Q(cold)= m$$_{i}$$*L$$_{f}$$ + m$$_{i}$$*c$$_{w}$$*T$$_{f}$$

set
Q(hot)=-Q(cold)

solving for T$$_{f}$$, I get 62.62 degrees C.

Obviously I'm misusing or neglecting one or more equations in the Q calculations, as my solution does not even solve for the mass of the water. I'm thoroughly confused as to which equation to use with which variables. (between latent heat and the specific heat capacity equation.)

 

[TheStebes]

I'm sorry, I meant to use subscripts not superscripts!

 

[TheStebes]

did I leave anything out? Not show enough work? My T(final) seems reasonable, but was not the correct answer.

 

[kamerling]

After the vapour condenses it is at 100C. To cool down to $T_f$ it has to lose more heat. the second term of Q(hot) should also be a negative number.

 

[TheStebes]

with that in mind, solving for T yields 342.44, and unless I messed up something with units, that is already in Celsius. I would think the value would be between 0 and 100...

 

[kamerling]

with that in mind, solving for T yields 342.44, and unless I messed up something with units, that is already in Celsius. I would think the value would be between 0 and 100...

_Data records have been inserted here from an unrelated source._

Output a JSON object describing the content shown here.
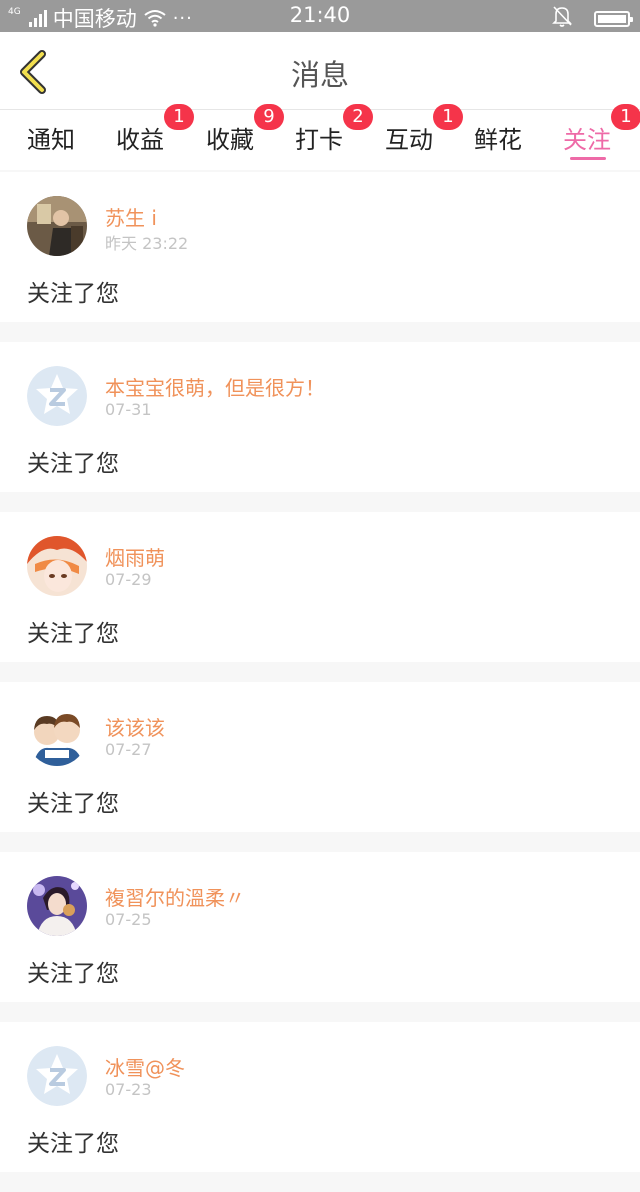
{
  "status_bar": {
    "network_type": "4G",
    "carrier": "中国移动",
    "more": "···",
    "time": "21:40"
  },
  "header": {
    "title": "消息"
  },
  "tabs": [
    {
      "label": "通知",
      "badge": ""
    },
    {
      "label": "收益",
      "badge": "1"
    },
    {
      "label": "收藏",
      "badge": "9"
    },
    {
      "label": "打卡",
      "badge": "2"
    },
    {
      "label": "互动",
      "badge": "1"
    },
    {
      "label": "鲜花",
      "badge": ""
    },
    {
      "label": "关注",
      "badge": "1",
      "active": true
    }
  ],
  "notifications": [
    {
      "user": "苏生 i",
      "time": "昨天 23:22",
      "message": "关注了您",
      "avatar": "photo"
    },
    {
      "user": "本宝宝很萌，但是很方！",
      "time": "07-31",
      "message": "关注了您",
      "avatar": "qq-default-icon"
    },
    {
      "user": "烟雨萌",
      "time": "07-29",
      "message": "关注了您",
      "avatar": "anime"
    },
    {
      "user": "该该该",
      "time": "07-27",
      "message": "关注了您",
      "avatar": "cartoon-couple"
    },
    {
      "user": "複習尔的溫柔〃",
      "time": "07-25",
      "message": "关注了您",
      "avatar": "photo"
    },
    {
      "user": "冰雪@冬",
      "time": "07-23",
      "message": "关注了您",
      "avatar": "qq-default-icon"
    }
  ],
  "colors": {
    "accent_pink": "#ee6aa7",
    "badge_red": "#f5344a",
    "username_orange": "#f0925a",
    "status_bar_gray": "#9a9a9a"
  }
}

what is the heat loss if 14g of water at 100C cools to T_f ? put that in the equation for Q(hot)

 

[TheStebes]

I realized I messed up the signs of Q(cold) in the equation when trying your first suggestion of making the second term of Q(hot) negative. So my answer of 342 was off. However even after fixing that issue, I get 115.8.

So...perhaps I'm misunderstanding, but as far as I can tell, I have incorporated the cooling of the water into the expression for Q.

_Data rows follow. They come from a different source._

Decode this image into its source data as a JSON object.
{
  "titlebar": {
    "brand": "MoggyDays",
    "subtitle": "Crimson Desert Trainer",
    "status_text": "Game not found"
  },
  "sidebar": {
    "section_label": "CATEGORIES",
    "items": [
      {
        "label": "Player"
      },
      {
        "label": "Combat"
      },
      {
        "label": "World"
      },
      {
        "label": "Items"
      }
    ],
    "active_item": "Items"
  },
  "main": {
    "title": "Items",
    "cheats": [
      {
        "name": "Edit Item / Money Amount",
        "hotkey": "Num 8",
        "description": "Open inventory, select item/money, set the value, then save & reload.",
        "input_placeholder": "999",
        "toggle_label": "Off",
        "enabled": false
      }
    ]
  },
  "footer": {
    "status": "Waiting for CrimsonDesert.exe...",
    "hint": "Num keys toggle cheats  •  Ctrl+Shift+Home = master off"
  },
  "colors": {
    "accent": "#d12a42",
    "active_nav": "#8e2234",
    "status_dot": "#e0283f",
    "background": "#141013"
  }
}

Q(hot) = latent heat of condensing vapor + cooling of water to T(final).
Q(cold) = latent heat of melting ice + heating of water to T(final).

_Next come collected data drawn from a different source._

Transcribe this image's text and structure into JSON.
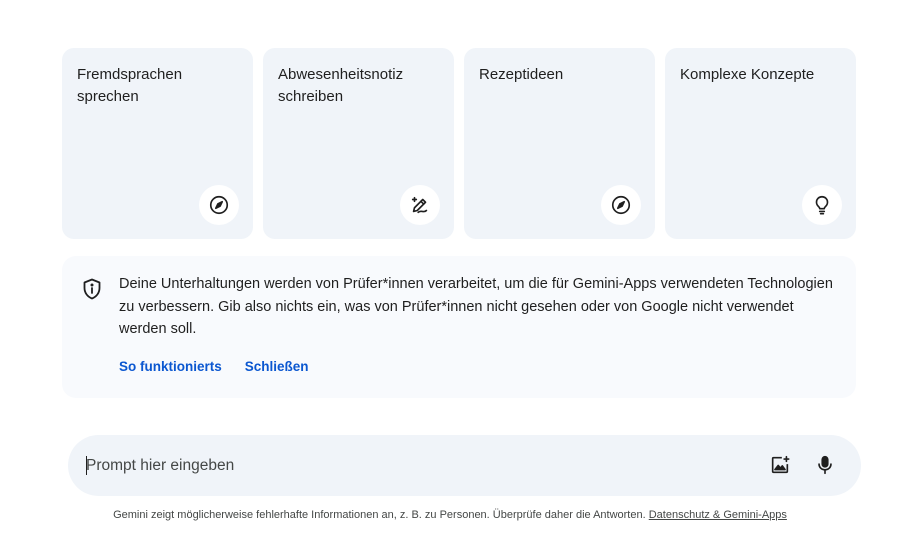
{
  "cards": [
    {
      "title": "Fremdsprachen sprechen",
      "icon": "compass-icon"
    },
    {
      "title": "Abwesenheitsnotiz schreiben",
      "icon": "pen-sparkle-icon"
    },
    {
      "title": "Rezeptideen",
      "icon": "compass-icon"
    },
    {
      "title": "Komplexe Konzepte",
      "icon": "lightbulb-icon"
    }
  ],
  "notice": {
    "icon": "shield-info-icon",
    "text": "Deine Unterhaltungen werden von Prüfer*innen verarbeitet, um die für Gemini-Apps verwendeten Technologien zu verbessern. Gib also nichts ein, was von Prüfer*innen nicht gesehen oder von Google nicht verwendet werden soll.",
    "link_how": "So funktionierts",
    "link_close": "Schließen"
  },
  "prompt": {
    "placeholder": "Prompt hier eingeben",
    "value": "",
    "image_button_icon": "add-image-icon",
    "mic_button_icon": "microphone-icon"
  },
  "footer": {
    "text": "Gemini zeigt möglicherweise fehlerhafte Informationen an, z. B. zu Personen. Überprüfe daher die Antworten.",
    "link": "Datenschutz & Gemini-Apps"
  },
  "colors": {
    "card_bg": "#f0f4f9",
    "link": "#0b57d0",
    "text": "#1f1f1f"
  }
}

setting Q(hot) = -Q(cold)...

-m(steam)L(v)+ -m(steam)c(water)T(f) = -[m(ice)L(f) + m(ice)c(water)T(f)]

solving for T(f) yields 115.77, which as far as I can tell, is still wrong.

Perhaps I misunderstood your last comment?

Thanks for the help so far,
Scott

 

[TheStebes]

in the specific heat equation for the water coming from steam, instead should it be:

m$_{s}$c$_{w}$[T$_{f}$-100]

s=steam
w=water

 

[TheStebes]

Nothing seems to be working. I've tried every combination of signs (pos/neg) I can think of. Clearly I'm missing something from one of the equations. Even if I solve for the correct temperature, that is only half the solution.

Any other suggestions?

 

[TheStebes]

I seem to have figured it out. Basically, you calculate the overall energy (heat) released by the condensation of the steam. This is more than enough to melt all 47g of ice. So now you have 47g of water at 0C, a fraction of the water from steam at 100C, and the remaining steam itself. Using the remaining energy from the steam, I calculated much this could raise the temperature of the 0C water, then did a weighted average between this value and the water still at 100C.